We have planted an orchard of 20+ specimen fruit trees, including plum, cherry, pear and apple, and created stick and log piles nearby, as well as leaving some areas of bramble cover. Truth be told, the logs got left behind after trees were felled because of ash die back, and the brambles never got flayed – but these areas will now be left alone, as they offer a different kind of habitat to the rest of the field.
We have gapped up the old hedges with native species and created some new hedging – using oak, hawthorn, dogwood, dog rose, elder, hazel, willow, rowan, alder, beech, and silver birch. We put a call out offering burgers in exchange for a couple of hours work, and have had 107 volunteers help out at 6 planting events. I think tree planting really speaks to everyone, and not everyone has the space to do it on their own land. We used ribbons on trees that the kids planted, so they can come back and ‘visit’ them.
We have 6 springs on our land, and in time we’ll install a borehole to use for irrigation. This year, when the land dries out from May onwards, we are going to dig a large stepped pool below our existing reed beds, to create a water source for bees, other insects, nesting birds and visiting mammals – as well as hopefully improving natural pest control in our flower field into the bargain.

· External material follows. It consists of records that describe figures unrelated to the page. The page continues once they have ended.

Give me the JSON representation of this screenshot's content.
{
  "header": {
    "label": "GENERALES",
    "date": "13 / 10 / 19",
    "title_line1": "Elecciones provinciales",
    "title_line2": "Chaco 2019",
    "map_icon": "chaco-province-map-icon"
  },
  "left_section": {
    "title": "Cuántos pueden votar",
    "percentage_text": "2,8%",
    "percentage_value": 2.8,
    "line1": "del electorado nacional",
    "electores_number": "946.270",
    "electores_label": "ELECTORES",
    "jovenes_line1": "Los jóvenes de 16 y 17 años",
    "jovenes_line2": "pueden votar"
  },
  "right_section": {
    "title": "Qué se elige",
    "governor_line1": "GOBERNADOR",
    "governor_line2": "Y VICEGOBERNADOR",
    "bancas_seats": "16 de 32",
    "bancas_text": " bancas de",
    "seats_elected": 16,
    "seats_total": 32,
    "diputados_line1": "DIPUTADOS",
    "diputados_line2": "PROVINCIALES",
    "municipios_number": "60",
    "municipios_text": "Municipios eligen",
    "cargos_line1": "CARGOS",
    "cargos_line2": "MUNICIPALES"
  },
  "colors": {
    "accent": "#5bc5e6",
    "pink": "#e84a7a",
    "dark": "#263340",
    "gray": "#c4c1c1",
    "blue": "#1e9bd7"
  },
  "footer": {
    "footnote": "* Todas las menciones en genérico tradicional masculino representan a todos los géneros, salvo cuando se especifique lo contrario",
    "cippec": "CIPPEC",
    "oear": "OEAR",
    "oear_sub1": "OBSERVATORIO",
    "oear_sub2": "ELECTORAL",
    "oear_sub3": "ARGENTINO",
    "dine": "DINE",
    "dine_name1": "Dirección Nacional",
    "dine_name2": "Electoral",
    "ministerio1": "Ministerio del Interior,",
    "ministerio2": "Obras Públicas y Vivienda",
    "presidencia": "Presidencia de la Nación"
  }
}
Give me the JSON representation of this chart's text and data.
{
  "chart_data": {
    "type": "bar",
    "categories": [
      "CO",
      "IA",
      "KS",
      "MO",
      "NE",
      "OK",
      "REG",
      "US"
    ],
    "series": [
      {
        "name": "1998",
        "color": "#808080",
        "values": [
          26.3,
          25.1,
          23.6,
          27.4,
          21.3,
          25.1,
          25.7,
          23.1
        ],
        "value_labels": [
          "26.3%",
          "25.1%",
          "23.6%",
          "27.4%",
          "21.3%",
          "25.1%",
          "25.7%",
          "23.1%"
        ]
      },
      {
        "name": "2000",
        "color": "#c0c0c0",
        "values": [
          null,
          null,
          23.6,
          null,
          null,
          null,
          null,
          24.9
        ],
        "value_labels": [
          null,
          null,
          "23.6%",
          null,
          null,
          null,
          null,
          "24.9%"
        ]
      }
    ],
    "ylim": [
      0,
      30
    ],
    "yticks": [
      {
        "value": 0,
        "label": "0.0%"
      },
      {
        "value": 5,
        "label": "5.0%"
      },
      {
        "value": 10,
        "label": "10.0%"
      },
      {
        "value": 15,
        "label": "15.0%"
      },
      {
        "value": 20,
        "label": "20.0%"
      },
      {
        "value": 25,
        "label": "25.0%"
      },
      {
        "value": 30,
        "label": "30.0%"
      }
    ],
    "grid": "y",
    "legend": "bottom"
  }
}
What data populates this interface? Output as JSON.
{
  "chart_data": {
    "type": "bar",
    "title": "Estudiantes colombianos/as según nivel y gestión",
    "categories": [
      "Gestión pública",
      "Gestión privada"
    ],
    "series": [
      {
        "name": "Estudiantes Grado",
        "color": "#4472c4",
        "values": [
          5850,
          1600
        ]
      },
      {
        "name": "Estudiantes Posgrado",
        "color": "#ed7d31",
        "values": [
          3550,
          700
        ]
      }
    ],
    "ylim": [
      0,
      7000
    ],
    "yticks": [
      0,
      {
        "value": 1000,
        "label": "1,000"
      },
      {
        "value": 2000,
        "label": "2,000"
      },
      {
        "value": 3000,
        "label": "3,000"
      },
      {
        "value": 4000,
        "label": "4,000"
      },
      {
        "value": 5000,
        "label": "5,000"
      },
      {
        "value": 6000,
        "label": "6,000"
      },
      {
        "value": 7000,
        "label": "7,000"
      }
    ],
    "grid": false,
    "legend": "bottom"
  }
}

Finally, we have a large (1m square) bug hotel made out of several pallets (they always seem to be lying around the farm), which we invited the local school to fill with wool, dog hair, fur cones, bamboo sticks, tiles, drilled logs, cardboard and bricks. Getting the community involved has been helpful to us on multiple levels, not just for very welcome labour but giving us an opportunity to explain what we are doing and potentially meet new audiences.
We now have nesting snipe across the field, as well as more meadow flowers than just 3 years ago. The hedgehog population is thriving, and there is increased nesting activity along the hedges. We have also observed newts and toads, which weren’t in evidence before. The young hedgerows are really starting to fill out, and will more or less look after themselves from now on. We are so looking forward to the blossom, harvests and enrichment of our site in years to come.